U.S. Rep. James Comer; Allan Brown, assistant regional director for Fish and Aquatic Conservation, U.S.
Fish and Wildlife Service – Southeast Region; Major Justin Toole, U.S. Army Corps of Engineers Nashville District deputy commander; Ron Brooks, Kentucky Department of Fish and Wildlife Resources fisheries director; Frank Fiss, Tennessee Wildlife Resources Agency chief of Fisheries; are making comments. They are agency subject matter experts on the BAFF system and other Asian carp control efforts. Experts from Fish Guidance Systems, the United Kingdom-based company whose BAFF system technology is being installed at Lake Barkley, are also attending.
Formal remarks by U.S. Rep. Comer and federal and state officials will be followed by a demonstration of electrofishing in the dam’s tail waters.
Officials said, "The spread of four species of large carp—bighead, black, grass, and silver—native to Asia—are threatening the Southeast’s renowned aquatic biodiversity and local outdoor economies. In recent years, the established invaders have expanded their distribution and abundance, including in southeastern waters like Lake Barkley and Kentucky Lake.
"Collaboration between federal and state partners on the front line of the response to Asian carp allows for the efficient and effective leveraging of scientific expertise, collecting data, developing new technologies, and undertaking strategic planning across the various basins.

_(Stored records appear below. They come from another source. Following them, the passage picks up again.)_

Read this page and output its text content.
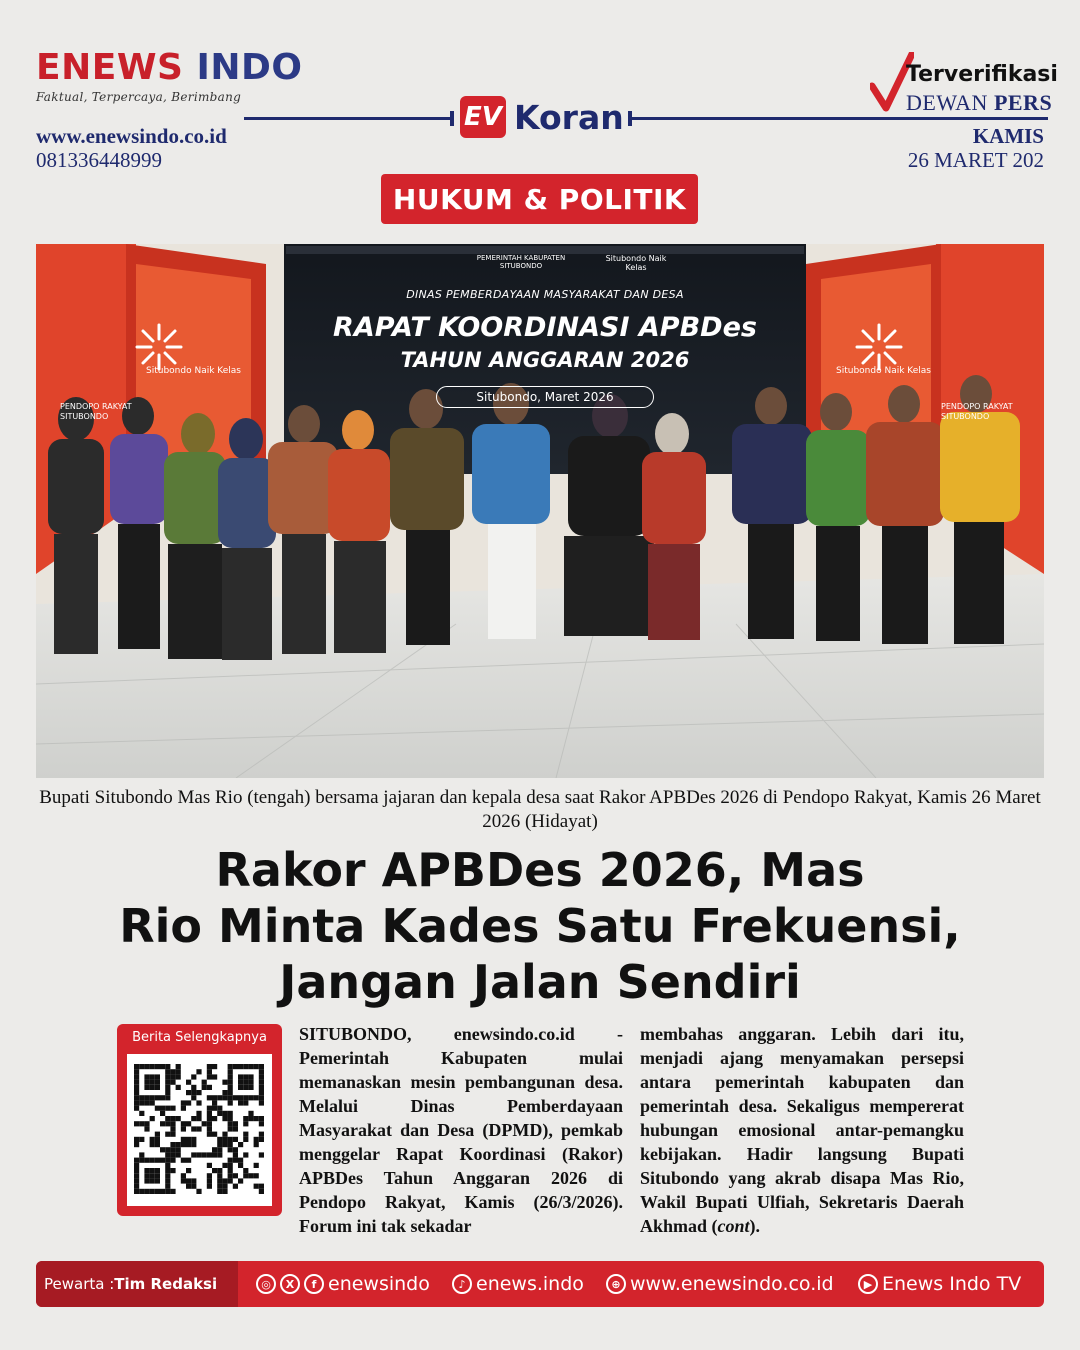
ENEWS INDO
Faktual, Terpercaya, Berimbang
www.enewsindo.co.id
081336448999
EV Koran
Terverifikasi
DEWAN PERS
KAMIS
26 MARET 202
HUKUM & POLITIK
PEMERINTAH KABUPATEN SITUBONDO
Situbondo Naik Kelas
DINAS PEMBERDAYAAN MASYARAKAT DAN DESA
RAPAT KOORDINASI APBDes
TAHUN ANGGARAN 2026
Situbondo, Maret 2026
Situbondo Naik Kelas	Situbondo Naik Kelas
PENDOPO RAKYAT SITUBONDO
PENDOPO RAKYAT SITUBONDO
Bupati Situbondo Mas Rio (tengah) bersama jajaran dan kepala desa saat Rakor APBDes 2026 di Pendopo Rakyat, Kamis 26 Maret 2026 (Hidayat)
Rakor APBDes 2026, Mas
Rio Minta Kades Satu Frekuensi,
Jangan Jalan Sendiri
Berita Selengkapnya	SITUBONDO, enewsindo.co.id - Pemerintah Kabupaten mulai memanaskan mesin pembangunan desa. Melalui Dinas Pemberdayaan Masyarakat dan Desa (DPMD), pemkab menggelar Rapat Koordinasi (Rakor) APBDes Tahun Anggaran 2026 di Pendopo Rakyat, Kamis (26/3/2026). Forum ini tak sekadar
membahas anggaran. Lebih dari itu, menjadi ajang menyamakan persepsi antara pemerintah kabupaten dan pemerintah desa. Sekaligus mempererat hubungan emosional antar-pemangku kebijakan. Hadir langsung Bupati Situbondo yang akrab disapa Mas Rio, Wakil Bupati Ulfiah, Sekretaris Daerah Akhmad (cont).
Pewarta : Tim Redaksi	◎	X	f enewsindo	♪ enews.indo	⊕ www.enewsindo.co.id	▶ Enews Indo TV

An example of this collaboration is the large-scale sound deterrent field trial at Barkley Lock and Dam. The goal of the bio-acoustic fish fence is to reduce the use of the locks by Asian carp, thus helping to protect hundreds of river miles that remain relatively untouched by carp in the Tennessee and Cumberland rivers. Deployment of the Asian carp deterrent system is expected later this year, and the field trial will continue for a three-year period."